Key issues relating to collaboration and the dissemination of information and technology were discussed at the third Flow Measurement Institute Conference, which took place in July at Coventry University.
“The importance of strengthening ties between industry and academia was one of the key challenges that kept coming up,” says Control Systems and Software developer, Gordon Lindsay. “In particular there was a lot of discussion about the importance of encouraging individuals from different organisations to meet, share ideas and showcase cutting-edge research.”
Gordon, who spoke on coriolis flow metering technology in extreme ambient temperature environments, was one of four NEL attendees at the Conference. In addition to the National Measurement Institute and academic delegates, a wide cross section of industrial representatives attended. The plenary speakers included Dr Simon Bittleston, VP Research at Schlumberger.

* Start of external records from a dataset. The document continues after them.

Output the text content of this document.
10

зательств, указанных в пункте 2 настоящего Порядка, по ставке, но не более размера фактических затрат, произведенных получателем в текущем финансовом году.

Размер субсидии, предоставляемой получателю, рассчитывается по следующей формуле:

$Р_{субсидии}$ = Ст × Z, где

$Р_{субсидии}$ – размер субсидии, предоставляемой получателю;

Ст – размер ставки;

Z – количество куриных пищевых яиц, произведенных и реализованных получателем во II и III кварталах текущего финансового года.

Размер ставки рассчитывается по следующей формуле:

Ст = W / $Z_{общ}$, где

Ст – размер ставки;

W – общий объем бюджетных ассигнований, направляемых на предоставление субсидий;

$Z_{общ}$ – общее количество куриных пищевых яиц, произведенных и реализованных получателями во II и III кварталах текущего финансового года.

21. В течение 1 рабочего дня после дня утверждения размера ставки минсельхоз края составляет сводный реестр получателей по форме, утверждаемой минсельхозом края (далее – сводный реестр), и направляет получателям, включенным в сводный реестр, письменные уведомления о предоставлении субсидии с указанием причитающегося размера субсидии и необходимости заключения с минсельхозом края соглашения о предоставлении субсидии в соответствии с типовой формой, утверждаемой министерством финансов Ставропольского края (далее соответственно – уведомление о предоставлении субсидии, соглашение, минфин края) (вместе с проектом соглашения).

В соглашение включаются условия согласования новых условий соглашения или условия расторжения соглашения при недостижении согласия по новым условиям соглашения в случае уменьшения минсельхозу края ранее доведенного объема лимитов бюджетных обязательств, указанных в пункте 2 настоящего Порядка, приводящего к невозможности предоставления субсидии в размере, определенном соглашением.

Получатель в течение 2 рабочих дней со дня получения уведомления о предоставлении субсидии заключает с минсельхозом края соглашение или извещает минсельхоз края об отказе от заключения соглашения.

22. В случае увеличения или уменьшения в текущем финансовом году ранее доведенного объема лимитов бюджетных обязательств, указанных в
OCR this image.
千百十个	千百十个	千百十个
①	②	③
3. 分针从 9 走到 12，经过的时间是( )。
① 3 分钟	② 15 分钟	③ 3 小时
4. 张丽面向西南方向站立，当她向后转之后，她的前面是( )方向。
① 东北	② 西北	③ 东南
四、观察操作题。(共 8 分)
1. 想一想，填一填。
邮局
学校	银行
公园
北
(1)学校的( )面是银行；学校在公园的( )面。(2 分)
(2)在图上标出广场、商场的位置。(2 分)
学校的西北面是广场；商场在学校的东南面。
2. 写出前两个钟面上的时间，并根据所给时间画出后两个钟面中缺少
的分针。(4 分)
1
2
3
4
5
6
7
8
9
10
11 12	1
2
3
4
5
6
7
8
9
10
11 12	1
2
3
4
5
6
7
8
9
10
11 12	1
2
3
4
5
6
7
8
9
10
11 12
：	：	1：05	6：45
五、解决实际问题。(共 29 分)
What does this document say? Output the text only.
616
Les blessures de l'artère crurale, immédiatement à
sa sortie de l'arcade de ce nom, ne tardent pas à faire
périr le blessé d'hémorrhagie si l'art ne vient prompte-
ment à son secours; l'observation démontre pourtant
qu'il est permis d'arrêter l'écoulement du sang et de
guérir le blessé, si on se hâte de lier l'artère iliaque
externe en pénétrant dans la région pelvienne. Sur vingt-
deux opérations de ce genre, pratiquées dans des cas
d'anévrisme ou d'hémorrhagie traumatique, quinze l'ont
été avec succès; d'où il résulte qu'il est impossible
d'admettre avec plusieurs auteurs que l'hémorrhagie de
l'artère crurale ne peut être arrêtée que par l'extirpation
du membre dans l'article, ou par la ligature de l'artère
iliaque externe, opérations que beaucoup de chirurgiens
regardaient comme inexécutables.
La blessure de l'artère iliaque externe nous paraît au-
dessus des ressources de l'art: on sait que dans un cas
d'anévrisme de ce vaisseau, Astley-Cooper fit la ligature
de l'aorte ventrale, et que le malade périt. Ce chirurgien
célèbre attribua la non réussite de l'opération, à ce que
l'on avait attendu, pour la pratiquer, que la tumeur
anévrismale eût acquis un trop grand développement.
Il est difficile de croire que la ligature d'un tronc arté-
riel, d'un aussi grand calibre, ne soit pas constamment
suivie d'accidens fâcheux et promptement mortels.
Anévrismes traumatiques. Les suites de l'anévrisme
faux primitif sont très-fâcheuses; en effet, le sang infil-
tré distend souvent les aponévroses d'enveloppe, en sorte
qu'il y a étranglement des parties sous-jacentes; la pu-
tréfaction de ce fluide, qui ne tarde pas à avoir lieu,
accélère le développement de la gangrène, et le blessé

“The conference also looked at how flow measurement technology could be developed to have a wider application across industry,” Gordon adds, highlighting talks on prism signal processing as an example of this. “There was a lot of interesting discussion on how to use established technology in a new way, for example, using computerised analysis techniques to get additional data out of traditional meter technology.”
The event, which was open to everyone with research interests in flow measurement, was as popular as it has been in previous years and covered a wide range of technical topics, including enhanced data capture and analysis and advanced calibration techniques and methodologies.
“A new element at this year’s conference was a panel discussion at which industry experts fielded questions relating to the future of flow measurement,” Gordon explains. “This added an excellent element of participation to the proceedings.”